2021-12-20
Day 2 of fastai class.
The problem with p-values🔗
Ways of determining whether a relationship would happen by chance?
Independent variables Dependent variables
One way of doing this is by simulation.
Another way to do this is by looking at the p-value
, i.e., the probability
of an observed or more extreme result assuming that the null hypothesis is
true. See wikipedia article on
p-value
Unfortunately, p-values are not useful - bottom line is that it doesn't say anything about the importance of a result.
See Frank Harrell's work.
p-values are a part of machine learning.
The outcome that we want from our models is whether they predict a practical result or outcome. In Jeremy's critique of the temperature-R relationship paper, he's
Another way to look at this set of problems is through the lens of outcomes that you want from your model. He has a 4 step process. In the example, he's looking at the objective of maximizing the 5 year profits of a hypothetical insurance company. Next he looks at the levers, i.e., what can you control which in the case of insurance it's the price of a policy for an individual. Next he looks at the data that can be collected, i.e., the revenues and claims and the impact those have on the profitability.
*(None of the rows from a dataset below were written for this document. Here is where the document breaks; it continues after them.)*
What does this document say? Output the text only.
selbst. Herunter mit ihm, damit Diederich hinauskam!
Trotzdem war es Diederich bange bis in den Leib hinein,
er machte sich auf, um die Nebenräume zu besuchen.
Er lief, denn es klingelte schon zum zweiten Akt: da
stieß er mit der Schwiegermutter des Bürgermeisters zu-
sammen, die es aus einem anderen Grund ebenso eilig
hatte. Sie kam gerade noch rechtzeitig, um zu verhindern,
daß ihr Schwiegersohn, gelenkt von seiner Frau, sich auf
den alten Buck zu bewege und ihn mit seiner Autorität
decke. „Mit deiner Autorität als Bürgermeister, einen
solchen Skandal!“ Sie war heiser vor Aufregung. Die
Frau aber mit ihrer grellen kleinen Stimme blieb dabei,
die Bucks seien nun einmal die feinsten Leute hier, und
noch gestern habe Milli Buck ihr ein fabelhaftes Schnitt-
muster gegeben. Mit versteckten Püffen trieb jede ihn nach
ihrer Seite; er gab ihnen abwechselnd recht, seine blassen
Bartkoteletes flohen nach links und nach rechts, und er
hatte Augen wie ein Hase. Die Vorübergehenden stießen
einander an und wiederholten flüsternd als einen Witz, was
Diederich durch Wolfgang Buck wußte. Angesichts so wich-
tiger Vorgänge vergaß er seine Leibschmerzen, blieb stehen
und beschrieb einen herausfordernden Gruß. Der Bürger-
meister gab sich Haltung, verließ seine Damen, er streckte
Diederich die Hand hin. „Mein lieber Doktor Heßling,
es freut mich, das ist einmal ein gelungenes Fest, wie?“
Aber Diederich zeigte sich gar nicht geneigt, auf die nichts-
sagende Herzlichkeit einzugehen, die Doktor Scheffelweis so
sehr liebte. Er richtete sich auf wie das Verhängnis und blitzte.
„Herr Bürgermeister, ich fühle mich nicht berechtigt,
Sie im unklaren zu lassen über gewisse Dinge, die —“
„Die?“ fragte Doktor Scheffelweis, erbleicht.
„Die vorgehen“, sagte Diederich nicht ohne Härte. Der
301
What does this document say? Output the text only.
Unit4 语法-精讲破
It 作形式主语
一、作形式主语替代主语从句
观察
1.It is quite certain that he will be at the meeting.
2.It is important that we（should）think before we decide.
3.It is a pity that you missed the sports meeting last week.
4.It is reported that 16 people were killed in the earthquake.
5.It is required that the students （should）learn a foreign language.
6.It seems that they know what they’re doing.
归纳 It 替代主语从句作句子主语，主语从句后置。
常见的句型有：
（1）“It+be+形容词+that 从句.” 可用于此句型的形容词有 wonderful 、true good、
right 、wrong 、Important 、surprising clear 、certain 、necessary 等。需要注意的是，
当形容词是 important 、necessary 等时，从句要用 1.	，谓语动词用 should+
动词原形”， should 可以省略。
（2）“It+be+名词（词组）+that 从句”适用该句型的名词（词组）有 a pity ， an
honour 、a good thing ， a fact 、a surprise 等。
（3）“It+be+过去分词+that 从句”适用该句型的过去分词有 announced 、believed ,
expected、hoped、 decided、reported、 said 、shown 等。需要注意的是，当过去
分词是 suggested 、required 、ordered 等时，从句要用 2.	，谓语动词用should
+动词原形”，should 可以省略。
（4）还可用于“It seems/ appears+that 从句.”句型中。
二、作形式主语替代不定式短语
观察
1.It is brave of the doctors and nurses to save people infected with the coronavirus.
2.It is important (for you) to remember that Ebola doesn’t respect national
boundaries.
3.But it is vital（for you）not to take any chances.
He then ties the first thee things: objective, levers, and data together in a model which learn how the levers influence the objective. This is all discussed in this article that he wrote in 2012
"Using data to produce actionable outcomes", i.e., don't just make a model to predict crashes, instead have the model optimize the profit.
Deploying the bear detector (black, grizzly, teddy) reminds me of Streamlit. It might be a really interesting exercise to build the bear model from the class and deploy it as a local streamlit app (and perhaps think about what it would take to deploy it to Azure as well).
A great tribute by Steven Sinofsky to the Apple Bicycle for the Mind. It would be great to create a modern poster for this someday.